Le procès de Benjamin Netanyahu a brièvement repris, dimanche 19 juillet alors que la gronde populaire contre le gouvernement s'intensifie un peu plus chaque jour en Israël.
L'audience s'est tenue dimanche en l'absence de l'intéressé. Commencé le 24 mai dernier, le procès du Premier ministre, inculpé pour corruption, fraude et abus de confiance dans trois affaires différentes, avait été rapidement ajourné à l'époque, à la demande des avocat de la défense.
Cette stratégie dilatoire semble toujours de vigueur. Dimanche, les avocats du Premier ministre ont obtenu le report des auditions des témoins qui seront entendus, à raison de trois fois par semaine, à partir de janvier 2021. Une victoire pour la défense car elle permet de reporter la fin de ce procès historique à une date indéterminée. Benjamin Netanyahu a quant à lui jusqu'au 18 octobre pour déposer un plaidoyer par écrit.
Pour le professeur de droit israélien Gad Barzilai, la procédure sera "longue et fastidieuse", les avocats de M. Netanyahu étant selon lui susceptibles de demander des délais supplémentaires pour étudier les éléments de preuve et solliciter une aide d'État pour couvrir les frais de justice.

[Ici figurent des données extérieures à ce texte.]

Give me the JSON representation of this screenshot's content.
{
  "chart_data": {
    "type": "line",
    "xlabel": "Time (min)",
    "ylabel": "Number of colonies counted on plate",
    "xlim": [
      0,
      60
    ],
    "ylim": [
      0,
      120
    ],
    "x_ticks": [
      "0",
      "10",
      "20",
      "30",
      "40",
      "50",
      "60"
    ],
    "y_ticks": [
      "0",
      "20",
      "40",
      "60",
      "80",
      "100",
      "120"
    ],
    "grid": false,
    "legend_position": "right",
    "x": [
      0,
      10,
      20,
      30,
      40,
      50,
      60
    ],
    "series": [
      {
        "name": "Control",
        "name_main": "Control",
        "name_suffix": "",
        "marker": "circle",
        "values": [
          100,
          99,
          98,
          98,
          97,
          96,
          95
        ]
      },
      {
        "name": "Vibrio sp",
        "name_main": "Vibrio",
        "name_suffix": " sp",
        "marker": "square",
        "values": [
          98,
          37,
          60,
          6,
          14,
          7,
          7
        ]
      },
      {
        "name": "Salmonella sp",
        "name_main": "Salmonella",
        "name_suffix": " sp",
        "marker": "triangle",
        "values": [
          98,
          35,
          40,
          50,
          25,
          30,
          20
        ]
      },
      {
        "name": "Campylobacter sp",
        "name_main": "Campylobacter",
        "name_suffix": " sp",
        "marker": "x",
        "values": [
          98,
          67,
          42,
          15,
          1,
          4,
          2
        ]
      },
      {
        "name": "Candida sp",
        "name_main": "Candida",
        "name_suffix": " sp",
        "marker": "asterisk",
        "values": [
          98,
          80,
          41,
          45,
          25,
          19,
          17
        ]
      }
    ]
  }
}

"Le parquet souhaite mettre fin aux procédures dans environ deux à trois ans", a ajouté M. Barzilai.
Selon la loi israélienne, le Premier ministre n'est pas obligé de démissionner s'il est inculpé mais seulement s'il est reconnu coupable d'un délit après avoir épuisé toutes les procédures d'appel, ce qui pourrait prendre des années. C'est la première fois dans l'histoire d'Israël qu'un chef de gouvernement fait face à des accusations délictuelles au cours de sa mandature.
"Menteur" et "manipulateur : la défiance du peuple
Si le Premier ministre plaide son innocence depuis le début de l'affaire et dénonce un complot, le peuple, lui, le juge déjà coupable et ces derniers rebondissements judiciaires ne risquent pas d'améliorer la relation. "Cela fait plusieurs années qu'il y a des manifestations régulièrement contre Benjamin Netanyahu (...) mais il n'y en pas eu d'une telle ampleur depuis plus de 25 ans", rappelle Antoine Mariotti.

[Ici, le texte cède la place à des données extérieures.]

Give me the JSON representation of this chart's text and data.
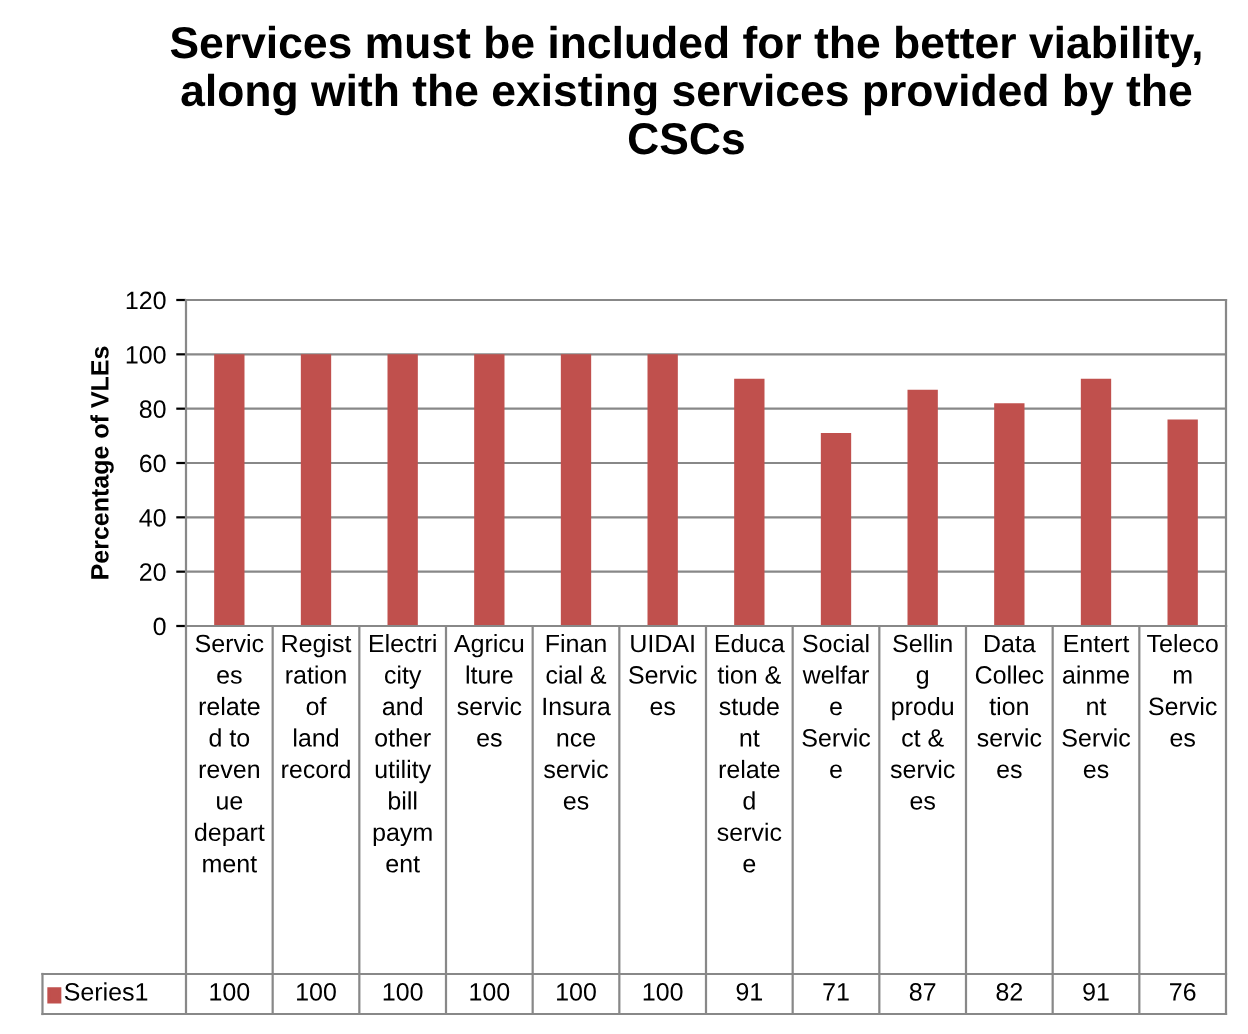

Des rassemblements ont eu lieu dans plus de 200 lieux en Israël samedi. À Jérusalem et Tel Aviv, plusieurs milliers de personnes étaient dans les rues jusque tard dans la nuit.
À Jérusalem, les manifestants se sont massés devant la résidence du Premier ministre pour exiger sa démission. "Démocratie", "menteur" et "manipulateur", pouvait-on lire sur les pancartes.
Dans la soirée, la manifestation a été le théâtre de heurts violents entre forces de l'ordre et manifestants.
Dans la ville côtière de Tel-Aviv, des milliers de manifestants ont également protesté contre la gestion de la crise sanitaire et économique, au lendemain de l'entrée en vigueur de nouvelles restrictions.
Les autorités ont annoncé vendredi que la plupart des commerces non essentiels et lieux publics seraient fermés le week-end jusqu'à nouvel ordre. Là aussi, les événements ont mal tourné avec la police et 13 personnes ont été arrêtées, indique Antoine Mariotti.
Covid-19 : Israël n'a pas tenu la distance
Erigé en modèle au début de la crise, Israël n'a pas su tenir la distance. Le pays qui compte environ neuf millions d'habitants, a rouvert rapidement ses plages, restaurants, salles de sport et commerces non essentiels. Mais le nombre de nouveaux malades est reparti à la hausse et le taux de chômage a bondi ces derniers mois, dépassant les 20 %.
Pour calmer la grogne sociale, le Premier ministre a annoncé récemment un plan de 90 milliards de shekels (environ 22,5 milliards d'euros), avec des aides pour "tous les citoyens".
Mais selon un sondage de la chaîne 13 publié cette semaine, 61 % des électeurs sont "mécontents" de sa gestion de l'épidémie.
D'où ce mouvement inédit de manifestations. Frédéric Encel, maître de conférence à Sciences Po rappelle que le Likoud, parti de Benjamin Netanyahu, a néanmoins remporté le plus grand nombre de suffrages aux dernière élections.
"Il n'y a pas d'opposition sérieuse en face de lui", explique ce spécialiste.
"Mais il y a encore une majorité relative d'Israéliens qui, pratiquement depuis 1996 - date de la première élection de cet insubmersible - soutiennent plutôt Benjamin Netanyahu".